Following Sir John a collection of high level execs from London Underground, Laing O’ Rourke and Mott McDonald gave a great presentation covering all things digital. DfMA , data rich information and augmented reality were used to demonstrate the benefits available to clients and contractors across the supply chain to improve how we quote and deliver projects on time and within budget.
Mike Mungall of GSK presented some eye watering numbers to put into context how R&D in pharmaceuticals compares to that of construction. They have 100,000 people working in 115 countries and their business lives and breathes on the back of R&D. The business globally spends £300,000 per hour on R&D and only 15% of the medicines developed make it to market. On a practical level Mike shared some insight into their supply chain methods and showed how the process is less linear and a more of an open book. A new phrase we learned today was about using Gain share and Pain share to drive behavior designed to work together. We wonder if this will ever be adopted in construction or will it continue to be a ‘push the risk down to Tier 3’s and 4’s model’?
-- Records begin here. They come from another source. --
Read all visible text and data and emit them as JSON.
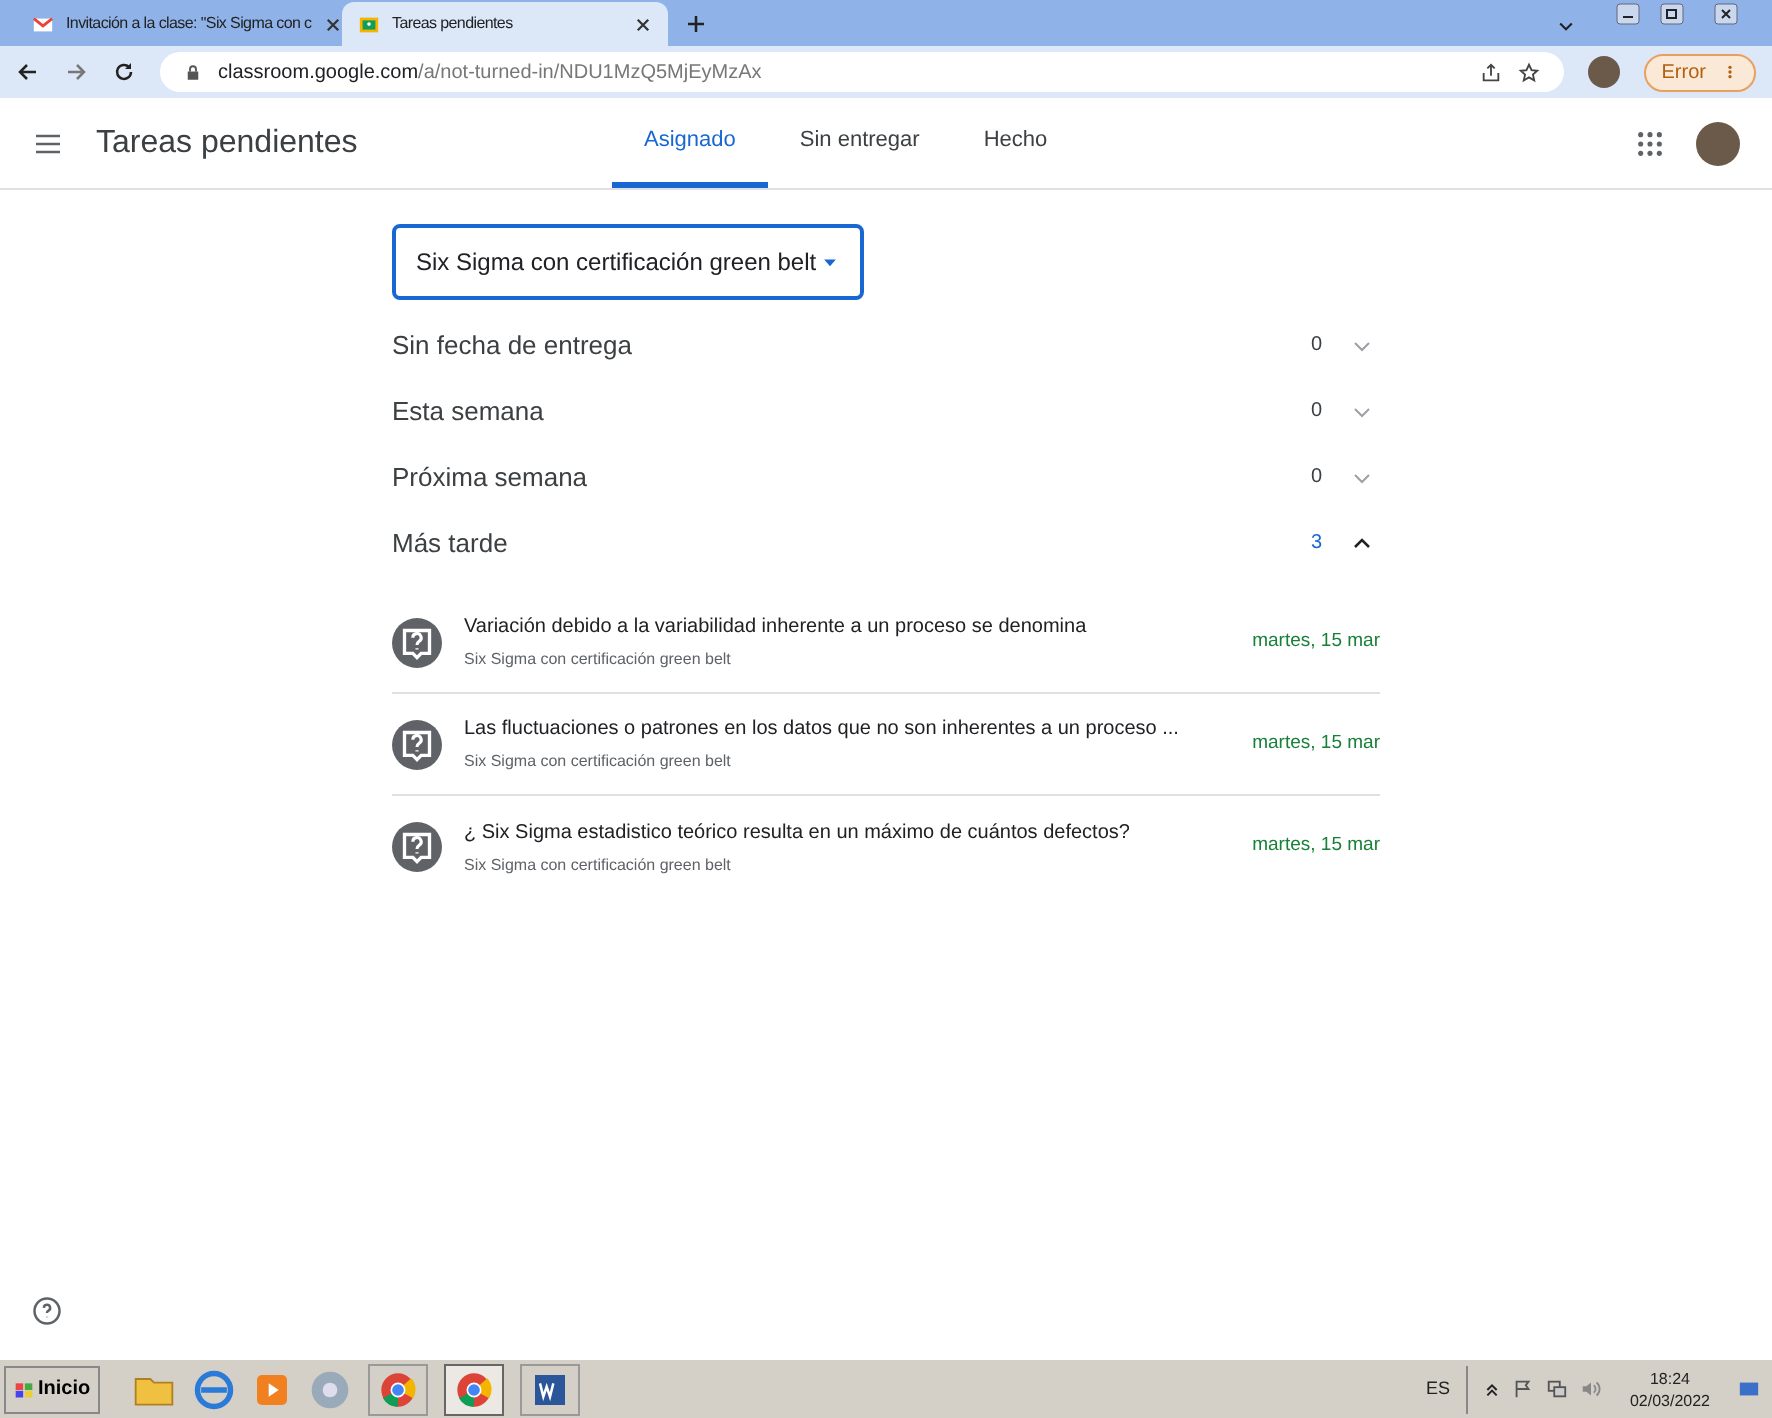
{
  "browser": {
    "tabs": [
      {
        "title": "Invitación a la clase: \"Six Sigma con c",
        "selected": false,
        "kind": "mail"
      },
      {
        "title": "Tareas pendientes",
        "selected": true,
        "kind": "classroom"
      }
    ],
    "url_host": "classroom.google.com",
    "url_path": "/a/not-turned-in/NDU1MzQ5MjEyMzAx",
    "profile_status": "Error"
  },
  "header": {
    "title": "Tareas pendientes",
    "tabs": [
      {
        "label": "Asignado",
        "selected": true
      },
      {
        "label": "Sin entregar",
        "selected": false
      },
      {
        "label": "Hecho",
        "selected": false
      }
    ]
  },
  "class_select": {
    "value": "Six Sigma con certificación green belt"
  },
  "sections": [
    {
      "label": "Sin fecha de entrega",
      "count": "0",
      "expanded": false
    },
    {
      "label": "Esta semana",
      "count": "0",
      "expanded": false
    },
    {
      "label": "Próxima semana",
      "count": "0",
      "expanded": false
    },
    {
      "label": "Más tarde",
      "count": "3",
      "expanded": true,
      "items": [
        {
          "title": "Variación debido a la variabilidad inherente a un proceso se denomina",
          "class": "Six Sigma con certificación green belt",
          "due": "martes, 15 mar"
        },
        {
          "title": "Las fluctuaciones o patrones en los datos que no son inherentes a un proceso ...",
          "class": "Six Sigma con certificación green belt",
          "due": "martes, 15 mar"
        },
        {
          "title": "¿ Six Sigma estadistico teórico resulta en un máximo de cuántos defectos?",
          "class": "Six Sigma con certificación green belt",
          "due": "martes, 15 mar"
        }
      ]
    }
  ],
  "taskbar": {
    "start": "Inicio",
    "language": "ES",
    "time": "18:24",
    "date": "02/03/2022"
  }
}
Leif Granholm , BIM Ambassador who is responsible for digital delivery within Trimble (Tekla ) talked about the evolution of drawing and designing of buildings over the centuries. An articulate overview from medieval times through latest technology was genuinely inspiring. Trimble working with partners such as Microsoft will change the way design offices and fabricators work in the future. Watch this space for future announcements from Trimble, it’s game changing.
3 Key learning’s from the day we want to share:
- BIM is also starting to be called digital engineering – If you don't have a digital strategy you are going to get left behind – whether that's BIM or just developing your overall awareness for digital developments.
- The decision our business owners made 6 years ago which centered around focusing on 3D and BIM was 100% correct.
- The sector is going to change for all of us at all levels. Different opportunities will throw up different challenges the most nimble and open minded will embrace those opportunities and the others are probably going to get left behind.